Saturday, December 31, 2016

Balochistan First






The China-Pakistan Economic Corridor’s route through Balochistan promises to be a boon for the people of the province, but not without a cost. A recent report by the Federation of Pakistan Chambers of Commerce and Industry (FPCCI) claims that the native population of Balochistan could be outnumbered by the influx of Chinese nationals and from other areas of the country by 2048 after completion of CPEC.
On the face of it, it is shocking that the province will undergo such a demographic change if the CPEC project is successful and Chinese business interests are present for the next thirty or so years. But the deeper issue is the insecurity that such a prediction brings. Will the revenue generated from the corridor actually help the native Baloch? Additionally, it does not help Balochi morale that nearly 1,000 dead bodies of political activists and suspected armed separatists had been found in Balochistan over the past six years, according to a report by the BBC on Wednesday.
A change in the population is only acceptable if the people of Balochistan take precedence initially in terms of important developmental outreach programmes such as education and skill training. The government cannot just leave the fate of the people of Balochistan up to market forces. There has to be some investment in welfare programs for the Balochistan, and immediately, so that in the next few decades, they are not further disenfranchised, facing unemployment, migration and worst of all, protesting against the state. This will be expensive, and may not generate immediate votes for the ruling party, but without it, we will just see further mistrust, poverty and violence in Balochistan.
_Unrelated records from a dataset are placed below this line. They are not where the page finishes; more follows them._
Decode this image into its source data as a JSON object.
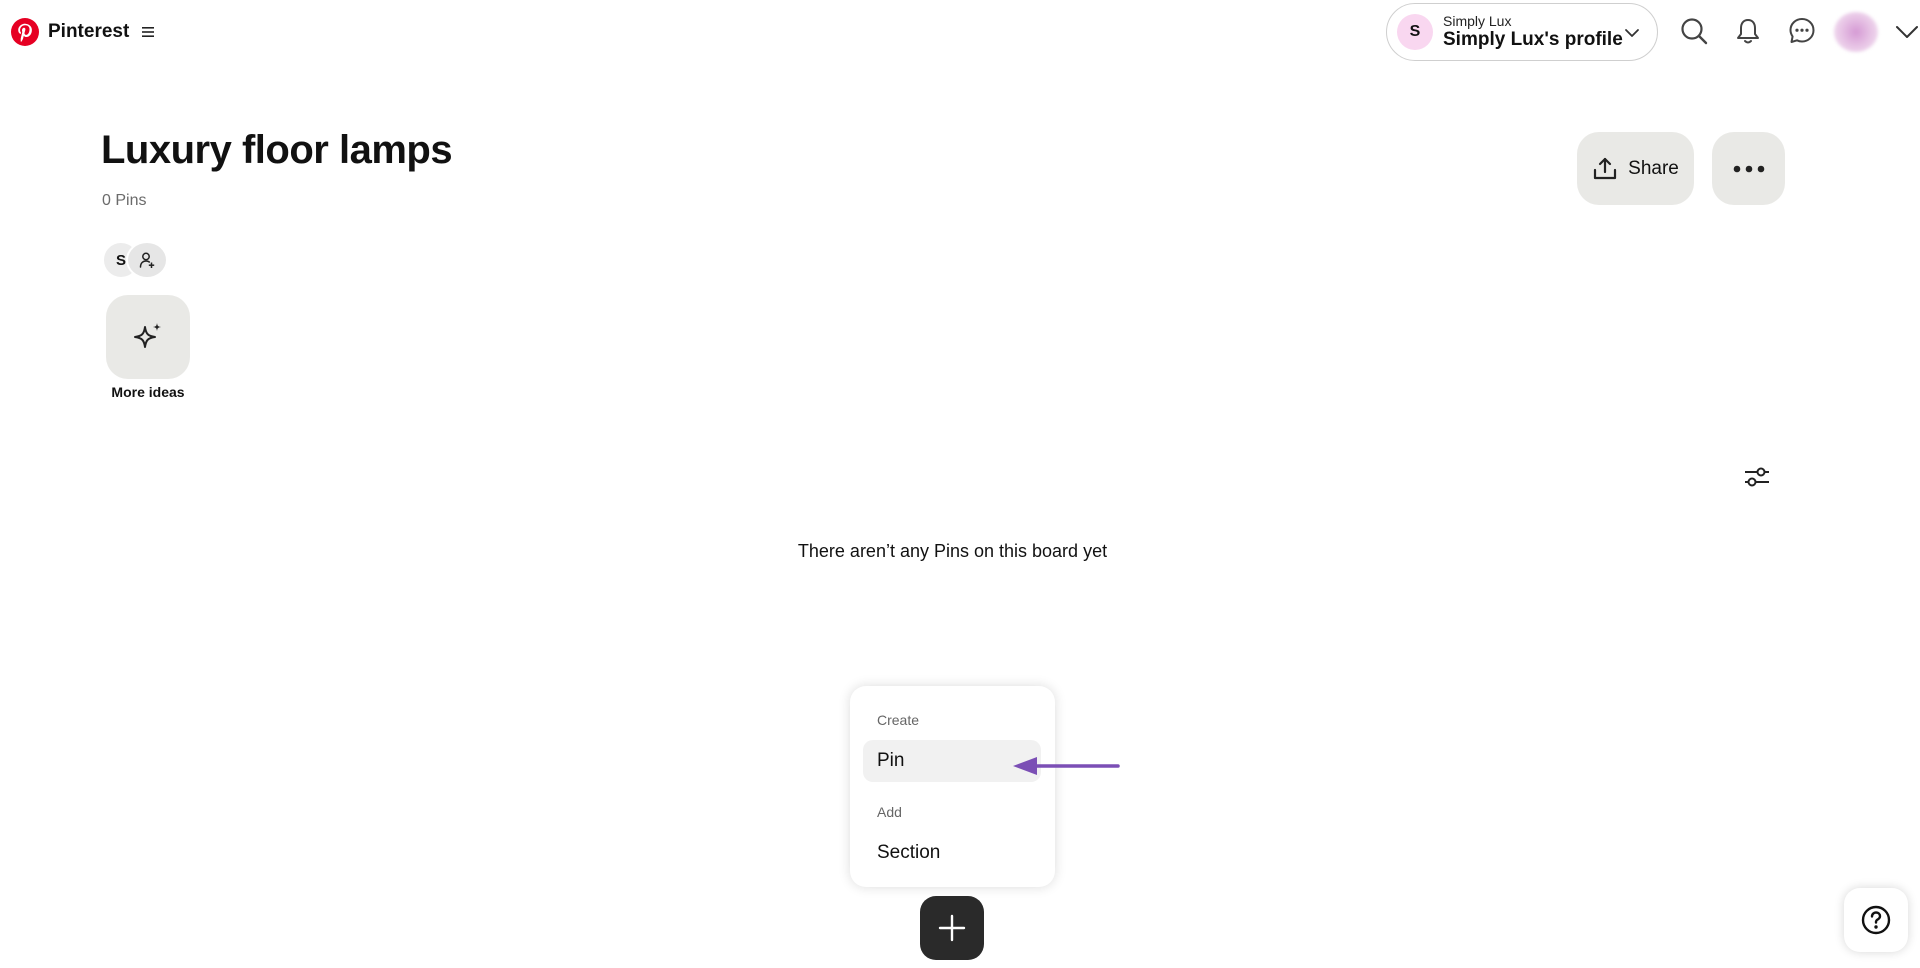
{
  "header": {
    "brand_name": "Pinterest",
    "profile": {
      "avatar_letter": "S",
      "account_name": "Simply Lux",
      "profile_label": "Simply Lux's profile"
    },
    "icons": [
      "search-icon",
      "bell-icon",
      "messages-icon",
      "user-avatar",
      "chevron-down-icon"
    ]
  },
  "board": {
    "title": "Luxury floor lamps",
    "pin_count": "0 Pins",
    "collaborator_initial": "S",
    "more_ideas_label": "More ideas",
    "share_label": "Share",
    "empty_message": "There aren’t any Pins on this board yet"
  },
  "create_menu": {
    "create_heading": "Create",
    "pin_label": "Pin",
    "add_heading": "Add",
    "section_label": "Section"
  },
  "colors": {
    "brand_red": "#E60023",
    "button_bg": "#E9E9E6",
    "annotation_arrow": "#7B4FB5",
    "fab_bg": "#2A2A2A",
    "avatar_pink": "#F9D7F0"
  }
}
Changing demographics are a reality everywhere in the globalised world, and Pakistan’s security situation had, so far, prevented this from happening here. But as Pakistan moves towards becoming the land of opportunity, this is only to be expected. Foreign residents stand to bring important skill-sets to the country that can later be developed locally. In today’s financially and economically integrated world, the government has to ensure the protection and economic survival of its nationals. Protection is the primary reason for the state; making money and winning elections are just the means to do this, not the ends.
Pakistan’s provincial divide is something that it must get over, if the federation’s unity is to stand unquestioned. People-to-people exchange is just as important domestically as it is on the international scale. The inevitable change that something like the CPEC brings must not be shunned, but managed for the sake of the Pakistani citizen.